Container registry SOP
Fedora uses the Docker Distribution container registry to host its container images.
Production instance: https://registry.fedoraproject.org CDN instance: https://cdn.registry.fedoraproject.org
Contact information
- Owner
-
Fedora Infrastructure Team
- Contact
-
#fedora-admin
- Persons
-
bowlofeggs cverna puiterwijk
- Location
-
Phoenix
- Servers
-
oci-candidate-registry01.phx2.fedoraproject.org oci-candidate-registry01.stg.phx2.fedoraproject.org oci-registry01.phx2.fedoraproject.org oci-registry01.stg.phx2.fedoraproject.org oci-registry02.phx2.fedoraproject.org
- Purpose
-
Serve Fedora’s container images
Configuring all nodes
Run this command from the ansible checkout to configure all nodes in production:
$ sudo rbac-playbook groups/oci-registry.yml
Upgrades
Fedora infrastructure uses the registry packaged and distributed with
Fedora. Thus, there is no special upgrade procedure - a simple
dnf update
will do.
System architecture
The container registry is hosted in a fairly simple design. There are two hosts that run Docker Distribution to serve the registry API, and these hosts are behind a load balancer. These hosts will respond to all requests except for requests for blobs. Requests for blobs will receive a 302 redirect to https://cdn.registry.fedoraproject.org, which is a caching proxy hosted by CDN 77. The primary goal of serving the registry API ourselves is so that we can serve the container manifests over TLS so that users can be assured they are receiving the correct image blobs when they retrieve them. We do not rely on signatures since we do not have a Notary instance.
The two registry instances are configured not to cache their data, and use NFS to replicate their shared storage.
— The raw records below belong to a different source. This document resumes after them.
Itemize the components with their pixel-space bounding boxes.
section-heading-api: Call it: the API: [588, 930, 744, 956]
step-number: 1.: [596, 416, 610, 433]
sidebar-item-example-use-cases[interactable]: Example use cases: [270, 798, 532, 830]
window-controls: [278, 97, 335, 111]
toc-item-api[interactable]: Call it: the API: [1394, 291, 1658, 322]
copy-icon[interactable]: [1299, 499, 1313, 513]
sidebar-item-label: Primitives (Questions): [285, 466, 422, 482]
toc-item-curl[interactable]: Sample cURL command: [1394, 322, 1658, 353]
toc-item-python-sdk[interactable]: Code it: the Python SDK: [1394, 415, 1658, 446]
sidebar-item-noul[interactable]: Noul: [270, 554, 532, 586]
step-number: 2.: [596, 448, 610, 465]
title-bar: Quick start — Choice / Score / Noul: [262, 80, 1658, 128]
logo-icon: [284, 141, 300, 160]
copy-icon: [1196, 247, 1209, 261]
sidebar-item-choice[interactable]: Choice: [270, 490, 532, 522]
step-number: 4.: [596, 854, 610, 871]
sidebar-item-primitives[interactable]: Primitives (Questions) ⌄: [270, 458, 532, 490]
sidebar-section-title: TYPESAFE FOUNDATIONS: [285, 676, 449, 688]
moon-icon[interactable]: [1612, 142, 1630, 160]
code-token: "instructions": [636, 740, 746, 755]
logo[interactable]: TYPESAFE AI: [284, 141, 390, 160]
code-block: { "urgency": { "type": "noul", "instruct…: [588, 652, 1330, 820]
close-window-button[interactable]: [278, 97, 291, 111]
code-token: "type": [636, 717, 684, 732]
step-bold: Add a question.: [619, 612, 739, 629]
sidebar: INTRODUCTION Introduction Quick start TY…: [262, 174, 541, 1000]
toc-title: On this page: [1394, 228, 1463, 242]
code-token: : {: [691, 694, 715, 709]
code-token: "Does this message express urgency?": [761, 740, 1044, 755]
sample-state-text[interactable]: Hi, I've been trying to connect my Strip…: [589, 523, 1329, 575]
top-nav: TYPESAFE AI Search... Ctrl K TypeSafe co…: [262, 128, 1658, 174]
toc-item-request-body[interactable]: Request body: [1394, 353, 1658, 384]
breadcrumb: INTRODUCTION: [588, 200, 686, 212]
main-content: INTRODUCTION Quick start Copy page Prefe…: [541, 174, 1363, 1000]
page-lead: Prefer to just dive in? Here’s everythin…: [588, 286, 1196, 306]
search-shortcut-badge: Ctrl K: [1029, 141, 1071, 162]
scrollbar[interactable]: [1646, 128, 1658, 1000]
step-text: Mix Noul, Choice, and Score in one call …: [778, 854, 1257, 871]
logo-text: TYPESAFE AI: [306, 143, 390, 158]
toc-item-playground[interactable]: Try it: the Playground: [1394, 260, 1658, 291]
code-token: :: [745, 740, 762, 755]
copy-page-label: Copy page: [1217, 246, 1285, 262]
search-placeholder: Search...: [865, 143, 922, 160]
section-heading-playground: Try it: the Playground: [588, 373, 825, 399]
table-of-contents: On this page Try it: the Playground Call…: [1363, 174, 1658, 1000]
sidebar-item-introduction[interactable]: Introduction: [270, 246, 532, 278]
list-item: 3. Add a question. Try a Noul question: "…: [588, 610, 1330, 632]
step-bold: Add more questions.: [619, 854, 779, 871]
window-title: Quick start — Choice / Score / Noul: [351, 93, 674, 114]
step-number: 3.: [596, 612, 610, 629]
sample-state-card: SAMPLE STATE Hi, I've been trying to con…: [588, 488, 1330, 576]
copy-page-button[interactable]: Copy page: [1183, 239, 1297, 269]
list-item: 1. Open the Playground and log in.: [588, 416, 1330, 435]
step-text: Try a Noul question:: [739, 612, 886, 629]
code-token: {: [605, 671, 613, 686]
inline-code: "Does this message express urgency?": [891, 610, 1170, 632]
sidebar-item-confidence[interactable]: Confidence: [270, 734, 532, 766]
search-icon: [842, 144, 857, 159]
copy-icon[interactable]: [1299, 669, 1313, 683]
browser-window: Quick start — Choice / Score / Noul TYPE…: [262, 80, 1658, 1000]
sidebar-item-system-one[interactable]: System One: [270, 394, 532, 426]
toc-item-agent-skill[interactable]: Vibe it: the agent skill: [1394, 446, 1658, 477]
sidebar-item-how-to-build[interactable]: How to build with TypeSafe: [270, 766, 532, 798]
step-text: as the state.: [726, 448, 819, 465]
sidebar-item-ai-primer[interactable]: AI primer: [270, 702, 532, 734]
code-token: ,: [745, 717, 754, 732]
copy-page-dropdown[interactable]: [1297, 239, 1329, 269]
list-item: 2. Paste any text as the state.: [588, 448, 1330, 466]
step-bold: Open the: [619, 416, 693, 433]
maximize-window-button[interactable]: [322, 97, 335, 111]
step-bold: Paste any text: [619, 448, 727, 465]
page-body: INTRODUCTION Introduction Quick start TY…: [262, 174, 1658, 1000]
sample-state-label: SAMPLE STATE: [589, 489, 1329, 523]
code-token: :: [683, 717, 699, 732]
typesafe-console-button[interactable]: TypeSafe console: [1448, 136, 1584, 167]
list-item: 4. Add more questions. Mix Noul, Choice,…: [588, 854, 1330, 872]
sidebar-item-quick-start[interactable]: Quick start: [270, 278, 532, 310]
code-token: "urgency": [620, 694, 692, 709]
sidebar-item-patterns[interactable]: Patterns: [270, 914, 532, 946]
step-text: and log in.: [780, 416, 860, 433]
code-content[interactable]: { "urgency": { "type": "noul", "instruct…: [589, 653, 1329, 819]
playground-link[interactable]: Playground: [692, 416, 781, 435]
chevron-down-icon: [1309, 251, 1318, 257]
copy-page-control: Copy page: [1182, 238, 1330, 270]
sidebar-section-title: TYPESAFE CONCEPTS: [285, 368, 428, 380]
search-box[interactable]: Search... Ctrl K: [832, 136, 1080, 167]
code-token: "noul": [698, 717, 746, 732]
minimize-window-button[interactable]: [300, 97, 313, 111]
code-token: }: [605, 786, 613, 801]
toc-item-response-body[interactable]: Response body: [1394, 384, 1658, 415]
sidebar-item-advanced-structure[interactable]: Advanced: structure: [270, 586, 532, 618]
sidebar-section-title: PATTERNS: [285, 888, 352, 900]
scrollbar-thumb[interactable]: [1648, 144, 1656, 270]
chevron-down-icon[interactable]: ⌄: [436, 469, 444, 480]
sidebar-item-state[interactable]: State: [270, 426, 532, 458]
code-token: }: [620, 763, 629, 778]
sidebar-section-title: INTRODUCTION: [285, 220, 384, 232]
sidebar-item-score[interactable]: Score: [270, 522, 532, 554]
This way, changes to one registry should appear in the other quickly.
Troubleshooting
Logs
You can monitor the registry via the systemd journal:
sudo journalctl -f -u docker-distribution
Running out of disk space
We have a niagos check that monitors the available disk space on /srv/registry. An ansible playbook is available to reclaim some disk space if needed:
sudo rbac-playbook manual/oci-registry-prune.yml
This will delete all the images that are older than 30 days on the candidate registries (prod and stg) and then run the garbage collection on the registries server.